Die Möglichkeit, nach Bedarf auf ausländische Arbeitskräfte zurückgreifen zu können, hatte die Unternehmen an ein extensives Wachstum gewöhnt und liess sie die Anlageinvestitionen vernachlässigen, was langfristig ihre Wettbewerbsfähigkeit beeinträchtigte. Die Behörden versuchten die Zahl ausländischer Arbeitskräfte zu stabilisieren bzw. zu reduzieren, indem sie zuerst den Unternehmen Höchstzahlen vorschrieben, dann einen vollständigen Stopp erliessen, schliesslich die zulässige Zahl leicht tiefer ansetzten. 1970 wurden für neue A- und B-Ausweise in allen Kantonen Kontingente festgesetzt, womit die Ausländerzahl gesamtschweizerisch begrenzt wurde. Gleichzeitig wurden die Einschränkungen der Freizügigkeit gelockert. Diese Massnahmen zeigten zwar die gewünschte Wirkung (Rationalisierung und Modernisierung der Unternehmen), der ausländische Bevölkerungsanteil (1970 17,2%) aber wuchs, bedingt vor allem durch den Familiennachzug, bis zur Krise von 1974 weiter. Die Zusammensetzung hatte sich indes geändert. 1969-1974 verdoppelte sich die Zahl der bewilligten C-Ausweise, Ausdruck davon, dass der Anteil an bereits seit Jahren niedergelassenen Ausländern im Vergleich zu den Neuankömmlingen stark zunahm. Gleichzeitig erweiterte sich der Kreis der Herkunftsländer immer mehr. Stammten 1970 74% der Ausländer aus Nachbarstaaten, so waren es 2010 noch 38,7%; knapp 19% kamen (bei einer schlecht abzuschätzenden Dunkelziffer) aus nicht europäischen Ländern.

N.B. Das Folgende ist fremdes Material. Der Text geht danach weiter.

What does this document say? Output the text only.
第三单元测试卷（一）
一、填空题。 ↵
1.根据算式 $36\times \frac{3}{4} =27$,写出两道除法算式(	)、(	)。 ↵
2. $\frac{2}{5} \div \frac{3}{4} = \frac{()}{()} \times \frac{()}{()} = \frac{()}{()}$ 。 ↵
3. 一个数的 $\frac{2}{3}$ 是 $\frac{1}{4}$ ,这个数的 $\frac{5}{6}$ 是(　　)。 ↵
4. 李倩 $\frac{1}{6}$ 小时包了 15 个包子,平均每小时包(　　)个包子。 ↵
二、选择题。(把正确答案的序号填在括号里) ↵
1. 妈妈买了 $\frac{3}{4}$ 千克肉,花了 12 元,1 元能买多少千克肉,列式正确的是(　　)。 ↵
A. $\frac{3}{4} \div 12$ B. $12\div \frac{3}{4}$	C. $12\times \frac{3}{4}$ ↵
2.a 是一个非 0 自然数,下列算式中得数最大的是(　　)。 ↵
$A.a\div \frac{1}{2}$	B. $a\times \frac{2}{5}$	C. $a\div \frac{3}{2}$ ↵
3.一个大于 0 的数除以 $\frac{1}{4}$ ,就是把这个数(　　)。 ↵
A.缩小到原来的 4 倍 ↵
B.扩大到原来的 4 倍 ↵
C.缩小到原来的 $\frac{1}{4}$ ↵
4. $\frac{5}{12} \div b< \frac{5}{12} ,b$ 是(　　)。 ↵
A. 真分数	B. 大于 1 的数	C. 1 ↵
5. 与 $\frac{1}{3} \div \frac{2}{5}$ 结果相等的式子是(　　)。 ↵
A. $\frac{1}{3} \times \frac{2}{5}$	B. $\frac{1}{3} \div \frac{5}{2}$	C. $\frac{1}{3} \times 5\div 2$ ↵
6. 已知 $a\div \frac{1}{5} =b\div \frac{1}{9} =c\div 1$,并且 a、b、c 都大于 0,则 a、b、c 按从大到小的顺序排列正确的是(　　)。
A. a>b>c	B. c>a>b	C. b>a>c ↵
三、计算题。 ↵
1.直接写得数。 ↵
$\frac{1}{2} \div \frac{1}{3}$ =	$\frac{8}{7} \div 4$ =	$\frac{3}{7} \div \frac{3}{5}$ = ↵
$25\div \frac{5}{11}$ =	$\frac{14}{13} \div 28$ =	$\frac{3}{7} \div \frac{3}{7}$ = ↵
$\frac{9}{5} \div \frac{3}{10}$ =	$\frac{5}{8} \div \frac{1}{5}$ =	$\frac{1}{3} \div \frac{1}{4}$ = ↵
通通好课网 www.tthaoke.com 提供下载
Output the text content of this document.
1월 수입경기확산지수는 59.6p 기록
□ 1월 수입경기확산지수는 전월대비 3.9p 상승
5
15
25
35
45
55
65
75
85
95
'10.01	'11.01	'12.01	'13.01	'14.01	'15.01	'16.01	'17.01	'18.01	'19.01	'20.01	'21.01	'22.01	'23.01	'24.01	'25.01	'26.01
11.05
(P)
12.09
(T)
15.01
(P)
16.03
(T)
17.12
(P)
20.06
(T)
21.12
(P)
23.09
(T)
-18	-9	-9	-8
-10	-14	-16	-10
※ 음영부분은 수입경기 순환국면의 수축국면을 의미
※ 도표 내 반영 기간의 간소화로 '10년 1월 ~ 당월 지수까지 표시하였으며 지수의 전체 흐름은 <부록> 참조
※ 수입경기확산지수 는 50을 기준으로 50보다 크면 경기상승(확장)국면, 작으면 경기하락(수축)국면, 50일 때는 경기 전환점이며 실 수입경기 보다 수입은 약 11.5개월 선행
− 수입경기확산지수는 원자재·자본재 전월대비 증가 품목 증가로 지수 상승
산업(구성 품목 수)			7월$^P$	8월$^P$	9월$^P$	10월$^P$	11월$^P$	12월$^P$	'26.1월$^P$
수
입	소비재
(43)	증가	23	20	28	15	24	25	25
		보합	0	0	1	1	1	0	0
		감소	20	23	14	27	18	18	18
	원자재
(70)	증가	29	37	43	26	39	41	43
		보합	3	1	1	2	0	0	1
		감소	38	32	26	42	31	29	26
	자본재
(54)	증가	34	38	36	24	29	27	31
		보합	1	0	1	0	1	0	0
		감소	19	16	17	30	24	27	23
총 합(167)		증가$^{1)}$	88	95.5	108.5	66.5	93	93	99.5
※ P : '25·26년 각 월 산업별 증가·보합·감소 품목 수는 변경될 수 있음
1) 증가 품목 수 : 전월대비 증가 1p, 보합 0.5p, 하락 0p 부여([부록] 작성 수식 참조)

Die Ausländer als Gewinn für die Schweiz

Die 1974 ausbrechende Krise zeigte, dass sich die Ausländer als Konjunkturpuffer bestens eigneten. Indem abgelaufene A-, B- und F-Ausweise nicht erneuert und heimgekehrte Ausländer nicht ersetzt wurden, reduzierte sich die Anzahl Fremdarbeiter in vier Jahren um 300'000. So gelang es der Schweiz, ihre Arbeitslosigkeit zu exportieren, zumindest in den Rezessionsjahren 1975-1976 und 1982-1983. Auch die Krise der 1990er Jahre traf die Ausländer überdurchschnittlich stark, ihre Arbeitslosenquote war doppelt so hoch wie bei Schweizern, was sich unter anderem durch die hohe Zahl von Ausländern in wenig qualifizierten Stellen erklärt. 1959 arbeiteten mehr als zwei Drittel der erwerbstätigen Ausländer in: Baugewerbe sowie Stein- und Erdindustrie (24,5%), Hotel- und Gastgewerbe (16,6%), Metall- und Maschinenindustrie (13,8%), Haus- (8,6%, hauptsächlich Frauen) und Landwirtschaft (8,1%). 1995 arbeiteten neun Zehntel in: Energiewirtschaft, Gewerbe und Industrie (28,7%), Baugewerbe (11,3%), Handel und Gastgewerbe (24%), Banken, Versicherungs-, Beratungsgesellschaften (11,7%) und anderen Dienstleistungsbranchen (18,1%). Gemessen an der gesamtschweizerischen Erwerbsbevölkerung hatten Ausländer 1995 über 20% der Stellen im Gesundheitswesen inne, über 30% im Baugewerbe, über 40% im Hotel- und Gastgewerbe und über 50% in der Leder-, Schuh-, Texil- und Bekleidungsindustrie.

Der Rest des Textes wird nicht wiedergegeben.